Omaggio a Zavoli, Monica Maggioni riceve i complimenti in diretta, ma gela tutti: “Ne riparliamo domani alle 10”

Monica Maggioni rende omaggio a Zavoli con uno speciale su Raiuno. La giornalista Alessandra Comazzi si complimenta (“hai pochi ospiti che hanno il tempo di parlare”), ma come risposta riceve una frecciata: “Ne parliamo domani alle 10”. Riferimento all’Auditel, che non ha premiato il programma

Un omaggio sentito e affettuoso nei confronti di Sergio Zavoli, che tuttavia non ha raccolto la giusta risposta da parte del pubblico, con gli spettatori che si sono fermati a quota 925.000, pari ad uno share di poco superiore al 5%. Per la prima serata Raiuno un dato tra i più bassi della sua storia, ma allo stesso tempo una buona dimostrazione di ‘servizio pubblico’ grazie al ricordo del grande giornalista scomparso all’età di 96 anni.

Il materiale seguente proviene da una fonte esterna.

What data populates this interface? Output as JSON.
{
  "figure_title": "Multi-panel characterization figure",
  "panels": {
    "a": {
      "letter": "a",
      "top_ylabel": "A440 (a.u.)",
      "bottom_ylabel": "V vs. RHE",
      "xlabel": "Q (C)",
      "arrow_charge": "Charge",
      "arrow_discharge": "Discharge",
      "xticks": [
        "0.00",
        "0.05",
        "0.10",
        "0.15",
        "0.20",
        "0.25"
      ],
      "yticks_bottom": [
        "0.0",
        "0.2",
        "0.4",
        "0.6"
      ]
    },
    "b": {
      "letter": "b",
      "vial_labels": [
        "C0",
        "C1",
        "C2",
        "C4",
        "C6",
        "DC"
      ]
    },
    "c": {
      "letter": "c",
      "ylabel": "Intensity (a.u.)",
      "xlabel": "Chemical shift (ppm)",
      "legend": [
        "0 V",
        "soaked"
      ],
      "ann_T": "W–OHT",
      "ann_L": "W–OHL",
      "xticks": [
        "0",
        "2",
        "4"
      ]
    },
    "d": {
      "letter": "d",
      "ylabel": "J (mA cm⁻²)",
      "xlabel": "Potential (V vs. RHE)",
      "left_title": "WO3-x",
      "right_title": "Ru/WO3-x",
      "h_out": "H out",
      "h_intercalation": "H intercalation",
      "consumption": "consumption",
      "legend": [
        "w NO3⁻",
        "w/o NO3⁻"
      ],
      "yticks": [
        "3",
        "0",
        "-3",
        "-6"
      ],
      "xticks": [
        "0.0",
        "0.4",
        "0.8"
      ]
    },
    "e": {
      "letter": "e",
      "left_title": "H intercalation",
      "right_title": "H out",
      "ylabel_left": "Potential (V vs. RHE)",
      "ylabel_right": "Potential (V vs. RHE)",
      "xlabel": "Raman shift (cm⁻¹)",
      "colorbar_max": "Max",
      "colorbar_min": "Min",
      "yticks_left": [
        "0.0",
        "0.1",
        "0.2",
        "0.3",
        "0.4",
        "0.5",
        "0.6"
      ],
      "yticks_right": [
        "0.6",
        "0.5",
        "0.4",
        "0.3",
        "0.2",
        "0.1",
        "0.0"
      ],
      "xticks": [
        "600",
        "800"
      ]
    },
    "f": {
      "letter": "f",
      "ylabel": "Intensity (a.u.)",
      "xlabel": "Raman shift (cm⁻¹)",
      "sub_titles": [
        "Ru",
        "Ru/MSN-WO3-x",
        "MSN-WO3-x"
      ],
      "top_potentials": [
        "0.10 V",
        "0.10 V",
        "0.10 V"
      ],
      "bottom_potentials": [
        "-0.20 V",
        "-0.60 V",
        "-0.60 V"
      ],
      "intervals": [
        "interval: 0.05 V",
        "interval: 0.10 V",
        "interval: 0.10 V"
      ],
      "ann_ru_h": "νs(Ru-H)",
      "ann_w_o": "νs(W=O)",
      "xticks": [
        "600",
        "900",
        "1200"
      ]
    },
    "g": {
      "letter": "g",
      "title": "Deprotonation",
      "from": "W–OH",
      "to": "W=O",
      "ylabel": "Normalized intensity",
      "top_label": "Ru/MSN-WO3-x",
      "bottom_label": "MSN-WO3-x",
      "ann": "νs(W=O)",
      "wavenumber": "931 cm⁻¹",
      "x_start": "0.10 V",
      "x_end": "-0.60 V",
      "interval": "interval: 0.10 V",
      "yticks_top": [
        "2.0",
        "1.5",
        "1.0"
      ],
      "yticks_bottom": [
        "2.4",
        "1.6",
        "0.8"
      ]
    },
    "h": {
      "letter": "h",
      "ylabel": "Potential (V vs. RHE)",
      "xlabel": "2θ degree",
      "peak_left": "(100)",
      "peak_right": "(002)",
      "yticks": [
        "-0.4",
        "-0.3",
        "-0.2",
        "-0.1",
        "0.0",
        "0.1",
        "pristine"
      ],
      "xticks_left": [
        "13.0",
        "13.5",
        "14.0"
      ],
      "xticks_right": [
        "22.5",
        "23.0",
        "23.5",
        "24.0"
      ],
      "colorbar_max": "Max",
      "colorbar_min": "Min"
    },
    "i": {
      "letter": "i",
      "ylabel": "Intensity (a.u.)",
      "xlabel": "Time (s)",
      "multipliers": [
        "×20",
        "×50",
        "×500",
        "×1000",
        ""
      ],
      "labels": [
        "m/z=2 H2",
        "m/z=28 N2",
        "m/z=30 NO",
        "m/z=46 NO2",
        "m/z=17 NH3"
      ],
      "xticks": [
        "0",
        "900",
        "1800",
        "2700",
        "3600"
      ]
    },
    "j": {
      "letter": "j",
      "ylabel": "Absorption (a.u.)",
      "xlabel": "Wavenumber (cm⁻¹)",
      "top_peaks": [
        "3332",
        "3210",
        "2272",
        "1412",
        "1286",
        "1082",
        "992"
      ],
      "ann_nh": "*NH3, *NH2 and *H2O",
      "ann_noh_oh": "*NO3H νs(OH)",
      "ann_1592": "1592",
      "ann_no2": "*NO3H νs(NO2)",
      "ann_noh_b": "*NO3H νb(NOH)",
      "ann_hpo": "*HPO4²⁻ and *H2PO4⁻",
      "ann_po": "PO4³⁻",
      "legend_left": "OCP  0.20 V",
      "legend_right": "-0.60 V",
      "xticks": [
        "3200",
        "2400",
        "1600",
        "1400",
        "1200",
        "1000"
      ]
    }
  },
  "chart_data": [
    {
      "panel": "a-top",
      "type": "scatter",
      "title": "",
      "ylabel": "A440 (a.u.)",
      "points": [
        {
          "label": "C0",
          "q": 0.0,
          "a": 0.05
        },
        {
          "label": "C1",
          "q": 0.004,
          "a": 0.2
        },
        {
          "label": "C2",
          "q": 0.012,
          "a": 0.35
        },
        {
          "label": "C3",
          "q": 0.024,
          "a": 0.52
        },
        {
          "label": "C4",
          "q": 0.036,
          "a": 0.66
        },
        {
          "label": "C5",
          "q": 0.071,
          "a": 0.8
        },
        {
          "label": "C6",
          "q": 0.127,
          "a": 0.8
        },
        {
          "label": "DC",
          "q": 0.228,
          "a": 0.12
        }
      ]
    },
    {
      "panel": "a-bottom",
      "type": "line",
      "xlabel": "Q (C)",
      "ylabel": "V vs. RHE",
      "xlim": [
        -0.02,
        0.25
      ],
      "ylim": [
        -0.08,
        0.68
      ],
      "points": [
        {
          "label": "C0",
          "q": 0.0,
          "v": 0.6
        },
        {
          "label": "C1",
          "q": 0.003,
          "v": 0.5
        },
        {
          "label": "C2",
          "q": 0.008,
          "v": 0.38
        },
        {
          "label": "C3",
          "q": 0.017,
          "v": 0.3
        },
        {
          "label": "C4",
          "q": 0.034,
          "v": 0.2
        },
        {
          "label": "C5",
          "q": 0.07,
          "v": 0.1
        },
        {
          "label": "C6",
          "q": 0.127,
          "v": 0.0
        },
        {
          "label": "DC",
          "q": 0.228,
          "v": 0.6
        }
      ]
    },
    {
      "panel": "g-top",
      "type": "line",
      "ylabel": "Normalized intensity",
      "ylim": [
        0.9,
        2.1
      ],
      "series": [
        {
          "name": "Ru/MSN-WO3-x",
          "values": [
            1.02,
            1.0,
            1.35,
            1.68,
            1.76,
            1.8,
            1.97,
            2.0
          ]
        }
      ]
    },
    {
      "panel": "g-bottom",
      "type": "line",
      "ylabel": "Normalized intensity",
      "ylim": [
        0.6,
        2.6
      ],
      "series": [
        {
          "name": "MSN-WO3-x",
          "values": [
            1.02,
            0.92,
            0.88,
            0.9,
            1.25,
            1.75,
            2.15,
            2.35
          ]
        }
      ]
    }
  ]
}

Monica Maggioni ha dato spazio alla parola e ai filmati d’epoca, affidandosi agli interventi – tra gli altri – di Bruno Vespa e del neo direttore di Rai News Andrea Vianello. A sorpresa c’è stato spazio anche per Franco Bonisoli, l’ex brigatista che sparò in via Fani nel marzo 1978 e che Zavoli intervistò ne La notte della Repubblica.

Ad elogiare in corso d’opera la Maggioni è stata la giornalista Alessandra Comazzi: “Stasera stai facendo un programma con pochi ospiti che hanno tempo di parlare”. Frase che ha strappato il sorriso amaro della conduttrice, che ne ha approfittato per lanciare una stoccata: “Mi verrebbe da dirti qualcosa di terribile ma ne parleremo domattina alle 10 e zero uno”. Chiaro il riferimento al responso dell’Auditel, che probabilmente la Maggioni già immaginava negativo.

Poco dopo, stesso copione stavolta con Massimo Bernardini che elogiava la tv di Zavoli: “È vero che il servizio pubblico non è più in grado di produrre quegli enormi progetti che ormai si possono fare esternamente, però c’è  ancora chi fa una televisione come quella”. Assist perfetto, seppur involontario, per la padrona di casa: “Mi verrebbe tantissima voglia di cominciare a ragionare sul fatto che non è possibile rassegnarsi a questa cosa, ma di nuovo ci porterebbe altrove”. La Maggioni ha quindi rivendicato la decisione di portare avanti “una serata di lentezze scelte e volute”.